Now, the latest thing in phone phishing scams is the use of VoIP (Voice over Internet Protocol). The following incident explains this:

Quote:

The unsuspecting users got conned by these Voice mails to believe that their bank accounts were frozen and they were required to contact a provided number. On contacting the number, a friendly message prompted them to enter their PIN number and bank account information.
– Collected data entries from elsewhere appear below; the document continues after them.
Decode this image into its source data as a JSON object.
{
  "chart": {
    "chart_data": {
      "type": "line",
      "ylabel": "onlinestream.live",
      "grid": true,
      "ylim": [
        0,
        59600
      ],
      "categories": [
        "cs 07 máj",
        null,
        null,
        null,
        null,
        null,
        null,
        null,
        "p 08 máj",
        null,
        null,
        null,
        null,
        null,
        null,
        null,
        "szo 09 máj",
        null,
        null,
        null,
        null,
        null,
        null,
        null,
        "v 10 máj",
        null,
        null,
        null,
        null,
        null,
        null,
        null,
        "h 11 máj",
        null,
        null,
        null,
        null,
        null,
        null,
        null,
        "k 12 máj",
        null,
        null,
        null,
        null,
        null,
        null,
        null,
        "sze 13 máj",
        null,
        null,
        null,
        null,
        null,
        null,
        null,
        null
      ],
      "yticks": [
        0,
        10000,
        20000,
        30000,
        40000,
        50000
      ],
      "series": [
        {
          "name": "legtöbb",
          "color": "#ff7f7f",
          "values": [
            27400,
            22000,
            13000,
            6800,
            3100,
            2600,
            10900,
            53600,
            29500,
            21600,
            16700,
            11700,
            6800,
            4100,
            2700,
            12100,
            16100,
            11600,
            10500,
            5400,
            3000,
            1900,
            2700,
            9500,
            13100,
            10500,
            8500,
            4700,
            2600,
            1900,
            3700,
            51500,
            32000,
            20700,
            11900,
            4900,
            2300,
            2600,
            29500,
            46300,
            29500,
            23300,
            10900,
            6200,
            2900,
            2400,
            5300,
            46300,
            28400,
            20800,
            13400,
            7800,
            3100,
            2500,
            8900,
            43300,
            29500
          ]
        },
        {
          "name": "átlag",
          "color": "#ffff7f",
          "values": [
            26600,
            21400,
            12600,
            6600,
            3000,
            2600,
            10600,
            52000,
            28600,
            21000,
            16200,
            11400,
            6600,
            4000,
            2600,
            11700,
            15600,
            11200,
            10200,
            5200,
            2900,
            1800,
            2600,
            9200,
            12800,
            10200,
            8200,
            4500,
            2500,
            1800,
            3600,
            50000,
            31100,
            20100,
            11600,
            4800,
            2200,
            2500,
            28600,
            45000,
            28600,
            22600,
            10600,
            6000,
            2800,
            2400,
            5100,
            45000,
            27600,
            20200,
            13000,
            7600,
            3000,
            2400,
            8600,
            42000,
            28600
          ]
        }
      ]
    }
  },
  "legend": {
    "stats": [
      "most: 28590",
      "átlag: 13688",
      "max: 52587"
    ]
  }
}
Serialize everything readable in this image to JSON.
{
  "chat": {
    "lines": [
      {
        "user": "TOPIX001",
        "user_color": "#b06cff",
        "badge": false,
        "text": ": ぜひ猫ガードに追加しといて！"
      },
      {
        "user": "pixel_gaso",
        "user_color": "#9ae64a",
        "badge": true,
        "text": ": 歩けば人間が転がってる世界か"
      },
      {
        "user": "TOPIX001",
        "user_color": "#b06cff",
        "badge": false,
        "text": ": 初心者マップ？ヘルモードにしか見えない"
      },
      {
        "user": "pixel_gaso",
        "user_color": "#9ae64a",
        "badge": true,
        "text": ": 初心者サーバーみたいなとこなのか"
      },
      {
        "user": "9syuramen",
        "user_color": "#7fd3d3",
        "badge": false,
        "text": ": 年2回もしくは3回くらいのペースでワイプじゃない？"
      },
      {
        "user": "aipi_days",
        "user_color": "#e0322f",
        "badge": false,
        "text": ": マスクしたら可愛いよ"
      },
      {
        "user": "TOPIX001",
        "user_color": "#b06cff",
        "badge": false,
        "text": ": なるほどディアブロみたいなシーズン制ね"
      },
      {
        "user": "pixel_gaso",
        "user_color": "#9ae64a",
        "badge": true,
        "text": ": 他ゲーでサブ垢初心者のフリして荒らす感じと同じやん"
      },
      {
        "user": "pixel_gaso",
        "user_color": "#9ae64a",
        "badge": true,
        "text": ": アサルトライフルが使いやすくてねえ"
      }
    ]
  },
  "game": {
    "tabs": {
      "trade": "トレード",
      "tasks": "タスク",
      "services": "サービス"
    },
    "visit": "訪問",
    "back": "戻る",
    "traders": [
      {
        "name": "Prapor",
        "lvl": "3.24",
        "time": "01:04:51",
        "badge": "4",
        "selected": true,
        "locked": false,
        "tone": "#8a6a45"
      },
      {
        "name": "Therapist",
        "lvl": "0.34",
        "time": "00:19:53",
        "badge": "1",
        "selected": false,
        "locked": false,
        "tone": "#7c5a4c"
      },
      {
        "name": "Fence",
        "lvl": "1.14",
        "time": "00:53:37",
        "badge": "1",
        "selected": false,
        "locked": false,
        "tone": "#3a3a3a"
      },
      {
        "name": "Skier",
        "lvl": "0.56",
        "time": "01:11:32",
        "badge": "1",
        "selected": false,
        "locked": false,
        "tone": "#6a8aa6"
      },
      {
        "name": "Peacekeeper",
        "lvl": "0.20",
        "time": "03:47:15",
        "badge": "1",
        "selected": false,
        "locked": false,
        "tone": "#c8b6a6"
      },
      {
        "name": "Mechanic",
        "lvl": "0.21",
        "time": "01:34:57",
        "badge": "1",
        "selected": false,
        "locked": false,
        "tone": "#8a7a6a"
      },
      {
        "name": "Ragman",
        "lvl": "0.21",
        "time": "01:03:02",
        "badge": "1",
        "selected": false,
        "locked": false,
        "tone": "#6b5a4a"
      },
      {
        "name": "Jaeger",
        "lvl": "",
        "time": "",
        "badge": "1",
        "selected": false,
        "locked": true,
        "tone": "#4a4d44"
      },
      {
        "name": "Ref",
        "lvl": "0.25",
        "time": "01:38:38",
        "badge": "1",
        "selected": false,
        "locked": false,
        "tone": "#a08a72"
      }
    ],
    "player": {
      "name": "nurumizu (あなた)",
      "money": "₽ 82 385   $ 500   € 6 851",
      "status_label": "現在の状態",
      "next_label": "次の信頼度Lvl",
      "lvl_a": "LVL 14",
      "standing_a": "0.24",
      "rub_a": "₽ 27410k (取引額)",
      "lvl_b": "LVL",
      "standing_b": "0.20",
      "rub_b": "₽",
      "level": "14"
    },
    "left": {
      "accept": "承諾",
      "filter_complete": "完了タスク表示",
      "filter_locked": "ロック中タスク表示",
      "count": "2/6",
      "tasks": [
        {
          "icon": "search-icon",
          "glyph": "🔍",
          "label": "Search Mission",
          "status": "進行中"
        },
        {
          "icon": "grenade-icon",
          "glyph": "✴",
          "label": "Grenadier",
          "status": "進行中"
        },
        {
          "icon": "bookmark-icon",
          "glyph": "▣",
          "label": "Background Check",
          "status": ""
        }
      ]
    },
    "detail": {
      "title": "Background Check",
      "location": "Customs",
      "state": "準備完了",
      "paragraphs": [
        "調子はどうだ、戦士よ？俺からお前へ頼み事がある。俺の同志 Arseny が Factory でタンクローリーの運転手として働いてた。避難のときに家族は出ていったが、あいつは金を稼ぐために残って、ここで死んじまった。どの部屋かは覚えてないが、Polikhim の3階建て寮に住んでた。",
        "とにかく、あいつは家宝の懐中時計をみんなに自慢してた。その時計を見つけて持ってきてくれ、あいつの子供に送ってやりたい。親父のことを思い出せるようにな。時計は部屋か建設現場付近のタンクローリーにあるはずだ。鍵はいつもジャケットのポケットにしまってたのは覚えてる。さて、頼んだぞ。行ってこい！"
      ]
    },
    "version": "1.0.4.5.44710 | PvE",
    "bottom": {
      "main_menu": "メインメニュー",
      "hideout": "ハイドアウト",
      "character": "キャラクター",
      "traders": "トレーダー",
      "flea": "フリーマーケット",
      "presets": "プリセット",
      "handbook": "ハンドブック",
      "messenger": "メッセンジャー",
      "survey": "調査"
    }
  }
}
All this information was being collected by the fraudsters. This was possible through the use automated scripts to initiate the VoIP calls and a spoof caller ID so they appeared to look legitimate.

(B) Social Networks

Places like MySpace have been hijacked as explained below:

Quote:

Users are receiving bulletins titled, "Check out these old school pictures...". On clicking the link, they were directed to a site that looked similar to a MySpace login screen.

Then, "Malware (spyware)" is installed on their computer, capturing login information to test their other accounts

So, remember, whenever law thinks of ways to catch criminals, the criminals are also thinking of ways to out do the laws. Unfortunately, criminals are generally faster as crime is their living!

[kamaluppal]

Thesa, you have given a lot of useful information. Yes, now identity theft is becoming a serious issue, people have managed to find ways to get credi card numbers via net. Also, people are finding false transactions in their accounts.

As technology progresses to make life easier, it also throws up more sophisticated ways for criminal minds to get away or fool the law.